Work through the tabs. The exact sections come from your template, but the common shape is:

Vehicle details and mileage

Confirm the make, model and other details (these come straight from the automatic lookup) and enter the current mileage. The latest MOT reading is pre-filled as a starting point β€” just update it to today's odometer.

The walkaround β€” photos

Capture the suggested angles: front, rear, both sides, interior, dashboard, fuel gauge and the number plates. You can reorder photos, and there's a built-in image editor for cropping and marking up. On completion, photos are watermarked with the registration, the inspector's name and a timestamp β€” so they stand up later as evidence. For more, see Creating and completing an inspection report.

The walkaround β€” damage

For anything you find, tap the body diagram that matches the vehicle (car/saloon, van, HGV, minibus or classic) to drop a marker. For each marker, record the area (bumper, door, wing, wheel, windscreen and so on), the severity, a short note, and up to six photos. The damage codes, severities and cost bands are set by your template, so they match how your business grades damage. See Marking damage on the diagram.

Tyres, fuel and mileage

Record tread depth per wheel β€” readings are flagged at the 1.6mm legal limit and a 3.0mm advisory threshold β€” and the fuel or charge level. Mileage carries over from the Vehicle tab.

The checklist

Work down the checklist marking each item pass / advisory / fail / not-applicable. It's pre-filled from your template, you can add per-item notes, and you can add one-off items for anything unusual on this particular vehicle. Some templates include class-specific checks (for example extra items for an HGV).

Notes

Anything else worth recording goes here.

The "before sign-off" panel

At the top of the report a "before sign-off" panel lists everything still outstanding β€” a required photo not yet taken, an unfinished checklist item, missing mileage. The tab badges show you exactly where the gaps are. You can't sign off until this panel is clear, which is what stops half-finished reports going out the door.

Step 5 β€” Sign off

When the "before sign-off" panel is clear, you're ready.

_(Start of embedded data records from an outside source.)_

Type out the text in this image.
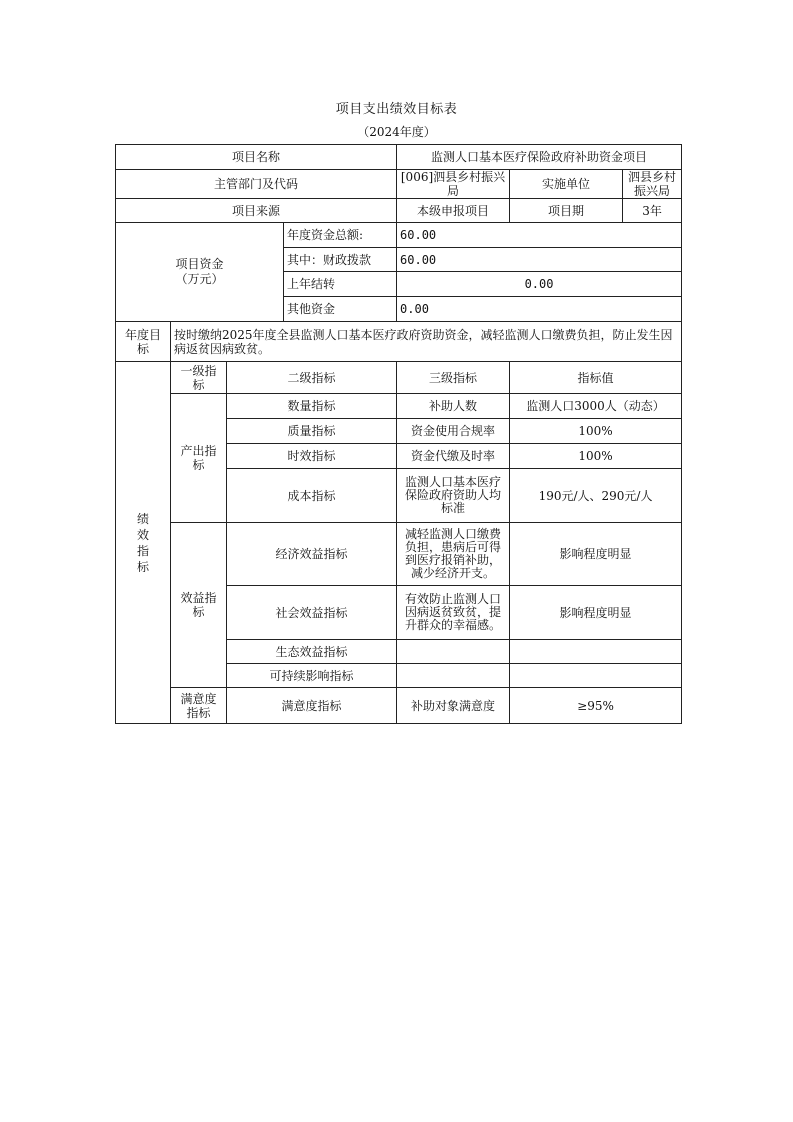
项目支出绩效目标表
（2024年度）
项目名称				监测人口基本医疗保险政府补助资金项目		
主管部门及代码				[006]泗县乡村振兴局	实施单位	泗县乡村振兴局
项目来源				本级申报项目	项目期	3年

项目资金
（万元）			年度资金总额:	60.00		
			其中：财政拨款	60.00		
			上年结转	0.00		
			其他资金	0.00		
年度目标	按时缴纳2025年度全县监测人口基本医疗政府资助资金，减轻监测人口缴费负担，防止发生因病返贫因病致贫。					

绩效指标	一级指标	二级指标		三级指标	指标值	
	产出指标	数量指标		补助人数	监测人口3000人（动态）	
		质量指标		资金使用合规率	100%	
		时效指标		资金代缴及时率	100%	
		成本指标		监测人口基本医疗保险政府资助人均标准	190元/人、290元/人	
	效益指标	经济效益指标		减轻监测人口缴费负担，患病后可得到医疗报销补助，减少经济开支。	影响程度明显	
		社会效益指标		有效防止监测人口因病返贫致贫，提升群众的幸福感。	影响程度明显	
		生态效益指标				
		可持续影响指标				
	满意度指标	满意度指标		补助对象满意度	≥95%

Both the inspector and the customer add their signatures and agree the declaration. In one step, vehReports then:

  • debits one credit (about Β£1) β€” this is the only charge in the whole process;
  • locks the report as a permanent, read-only record;
  • generates the branded PDF;
  • emails it to the customer automatically.

On an inbound check, the report may also show a verdict β€” for example "concerns" with a short rationale β€” when your template's verdict rules apply, such as new damage over a set threshold or a refuel being required.

For the full sign-off detail, including re-sending and sharing, see Signing off, sending and managing a report.

What if I'm out of credits at sign-off?

You'll be prompted to top up, and your draft is saved exactly as it is β€” nothing is lost. Add credits and sign off when you're ready. Topping up takes a moment under Billing; see Credits, pricing, top-ups and subscriptions.

What if I need to change something after signing off?

A signed report is locked permanently and can't be edited β€” that's what makes it a defensible record. If something needs correcting, create a new report for the vehicle instead. The original stays on file.

What you've got

The finished report lives under Reports. You can preview it, download the branded PDF, re-send it by email or SMS, or share a signed-PDF link that stays valid for 30 days. Because it's locked, it stands as a defensible record of the vehicle's condition at that exact moment β€” useful for disputes over damage, fuel or mileage at the end of a hire.

To find a specific report later, you can search and filter by vehicle, customer, type, date and status β€” see Finding and filtering your reports.

A quick recap

  1. Vehicles β†’ add by registration (free; details pulled in automatically).
  2. Customers β†’ optionally add who you're sending it to (free).
  3. Reports β†’ start a new inspection, pick the vehicle and type (free draft, no credit yet).
  4. Work the tabs: mileage, photos, damage, tyres, fuel, checklist β€” until the "before sign-off" panel is clear (all free).
  5. Sign off β†’ signatures + declaration β†’ 1 credit, locked PDF, emailed to the customer.